Laver, James. The Concise History of Costume and Fashion. New York: Harry N. Abrams, 1978.
"Curiously enough the first true fashion plates were not French but English. The Lady's Magazine was publishing them from 1770 onwards. And suddenly similar plates were being published all over Europe" (Laver 146-7)
The Lady's Magazine "was the first of the true fashion-plate magazines that was issued regularly. The plates were not decorated with color until 1790. Before 1790, dressmakers would color the plates themselves to enhance the dress designs and entice their lady customers to order garments" (Laudermilk and Hamlin 33).

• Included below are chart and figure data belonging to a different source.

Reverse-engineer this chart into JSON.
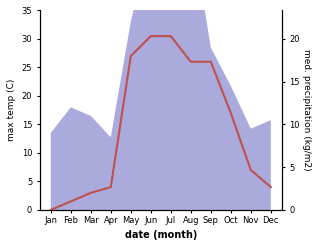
{
  "months": [
    "Jan",
    "Feb",
    "Mar",
    "Apr",
    "May",
    "Jun",
    "Jul",
    "Aug",
    "Sep",
    "Oct",
    "Nov",
    "Dec"
  ],
  "temperature": [
    0.0,
    1.5,
    3.0,
    4.0,
    27.0,
    30.5,
    30.5,
    26.0,
    26.0,
    17.0,
    7.0,
    4.0
  ],
  "precipitation": [
    9.0,
    12.0,
    11.0,
    8.5,
    22.0,
    31.5,
    27.0,
    33.5,
    19.0,
    14.5,
    9.5,
    10.5
  ],
  "temp_color": "#c0504d",
  "precip_fill_color": "#aaaadd",
  "temp_ylim": [
    0,
    35
  ],
  "precip_ylim_max": 23.33,
  "temp_yticks": [
    0,
    5,
    10,
    15,
    20,
    25,
    30,
    35
  ],
  "precip_yticks": [
    0,
    5,
    10,
    15,
    20
  ],
  "xlabel": "date (month)",
  "ylabel_left": "max temp (C)",
  "ylabel_right": "med. precipitation (kg/m2)",
  "bg_color": "#ffffff"
}
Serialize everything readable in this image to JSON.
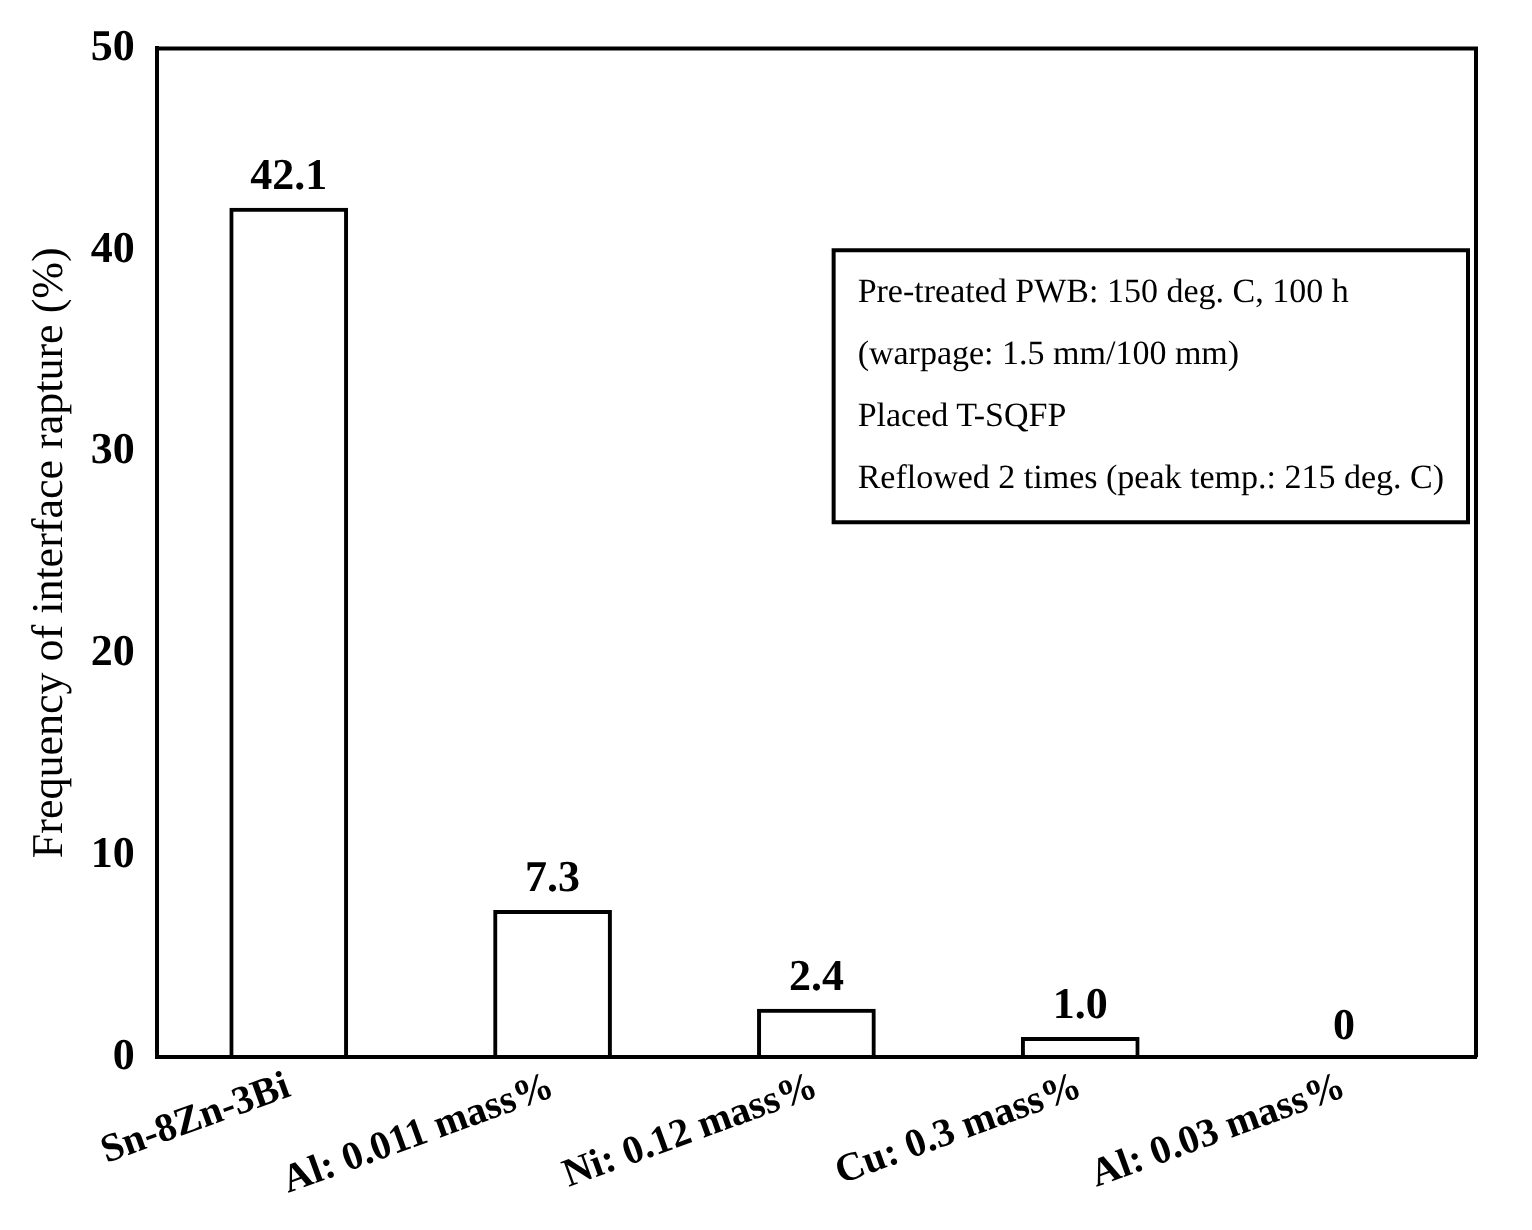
{
  "chart_data": {
    "type": "bar",
    "ylabel": "Frequency of interface rapture (%)",
    "categories": [
      "Sn-8Zn-3Bi",
      "Al: 0.011 mass%",
      "Ni: 0.12 mass%",
      "Cu: 0.3 mass%",
      "Al: 0.03 mass%"
    ],
    "values": [
      42.1,
      7.3,
      2.4,
      1.0,
      0
    ],
    "value_labels": [
      "42.1",
      "7.3",
      "2.4",
      "1.0",
      "0"
    ],
    "color": "#000000",
    "ylim": [
      0,
      50
    ],
    "yticks": [
      0,
      10,
      20,
      30,
      40,
      50
    ],
    "grid": false,
    "legend": false,
    "annotations": [
      "Pre-treated PWB: 150 deg. C, 100 h",
      "(warpage: 1.5 mm/100 mm)",
      "Placed T-SQFP",
      "Reflowed 2 times (peak temp.: 215 deg. C)"
    ]
  }
}
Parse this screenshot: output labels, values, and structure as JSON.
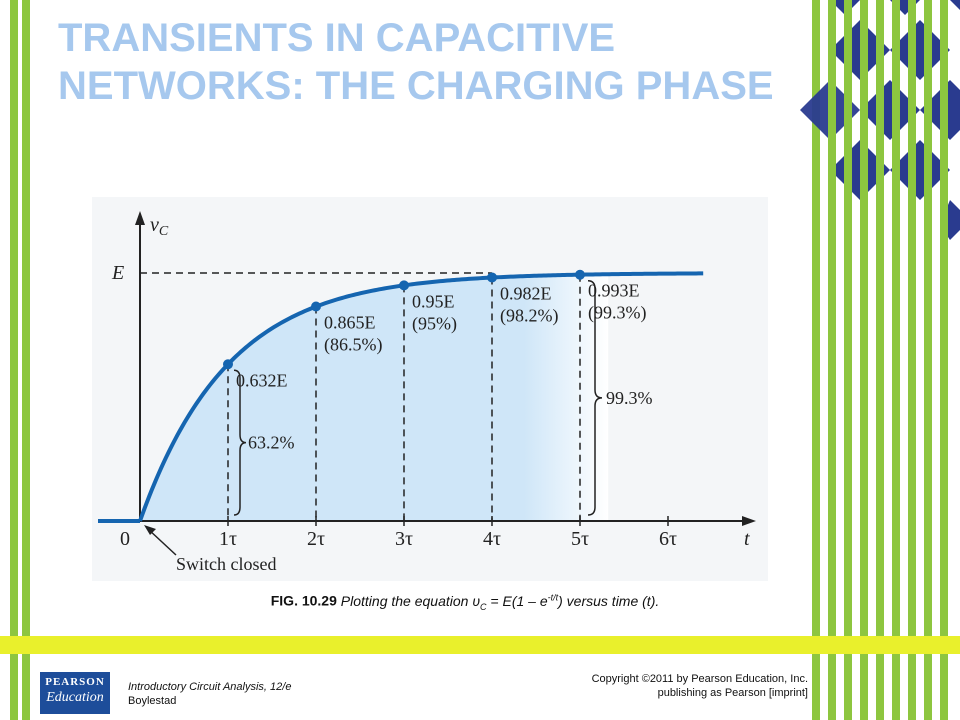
{
  "slide": {
    "title": "TRANSIENTS IN CAPACITIVE NETWORKS: THE CHARGING PHASE",
    "caption": {
      "fig_label": "FIG. 10.29",
      "text_before": " Plotting the equation υ",
      "sub": "C",
      "text_mid": " = E(1 – e",
      "sup": "-t/t",
      "text_after": ") versus time (t)."
    },
    "footer": {
      "book_title": "Introductory Circuit Analysis, 12/e",
      "author": "Boylestad",
      "copyright": "Copyright ©2011 by Pearson Education, Inc.",
      "publisher": "publishing as Pearson [imprint]"
    },
    "logo": {
      "line1": "PEARSON",
      "line2": "Education"
    }
  },
  "colors": {
    "title": "#a6c8ee",
    "curve": "#1565b0",
    "fill": "#cfe6f8",
    "accent_green": "#8dc63f",
    "accent_yellow": "#e9f02c",
    "accent_navy": "#2a3b8f",
    "logo_bg": "#1d4d9a"
  },
  "chart_data": {
    "type": "line",
    "function": "vC = E(1 - e^(-t/τ))",
    "x_label": "t",
    "y_label": "vC",
    "y_level_label": "E",
    "x_ticks": [
      "0",
      "1τ",
      "2τ",
      "3τ",
      "4τ",
      "5τ",
      "6τ"
    ],
    "x_range": [
      0,
      6.6
    ],
    "y_range": [
      0,
      1.2
    ],
    "points": [
      {
        "x": 1,
        "y": 0.632,
        "label": "0.632E",
        "percent": ""
      },
      {
        "x": 2,
        "y": 0.865,
        "label": "0.865E",
        "percent": "(86.5%)"
      },
      {
        "x": 3,
        "y": 0.95,
        "label": "0.95E",
        "percent": "(95%)"
      },
      {
        "x": 4,
        "y": 0.982,
        "label": "0.982E",
        "percent": "(98.2%)"
      },
      {
        "x": 5,
        "y": 0.993,
        "label": "0.993E",
        "percent": "(99.3%)"
      }
    ],
    "brace_labels": {
      "one_tau": "63.2%",
      "five_tau": "99.3%"
    },
    "annotation": "Switch closed"
  }
}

The Lady's Magazine was published in London, monthly, printed for Robinson and Roberts, starting in August of 1770. In 1820, they began a new series, starting again with volume 1 for that year. The University of California system has some copies of this journal in their various special collections (UCLA has some 1802 copies, while UCR has 1775, 1778, 1784, 1789, and 1792-4 copies. UCSB has the mother lode, however, the complete set from 1773 to 1818; some of their copies, they state are "very worn."
"The Lady's Magazine with its emphasis on the doings of the haut ton marked "fashion" as a structure around which middling rank women could mount their conversation about consumption. The Lady's Magazine tapped a grass-roots response to the subject, too, since it drew on its eager reader for the contributions that filled its pages. The magazine offered women the opportunity to speak to other women, to argue with one antoher, and often to provide one another with specialized information otherwise hard to come by. The Lady's, together with other women's magazines at the end of the century, nurtured a culture for women centered on material culture" (Copeland 3).
"The genteel reader might take home La Belle Assemblee; the tradesman's daughter might be more likely to choose the Lady's Magazine, but again, both magazines could appeal, like the novels, across the entire span of the middling ranks" (Copeland 6).
"It is no exaggeration to claim that the Lady's Magazine, in its first fify years, from 1770 to 1820, defined public issues for women. Through its subsequent yearly appearance gathered in bound volumes, it not only had an indefinite shelf-life, but it became a magazine of reference. [Here Copeland refers us to other sources to support this statement]" (Copeland 119).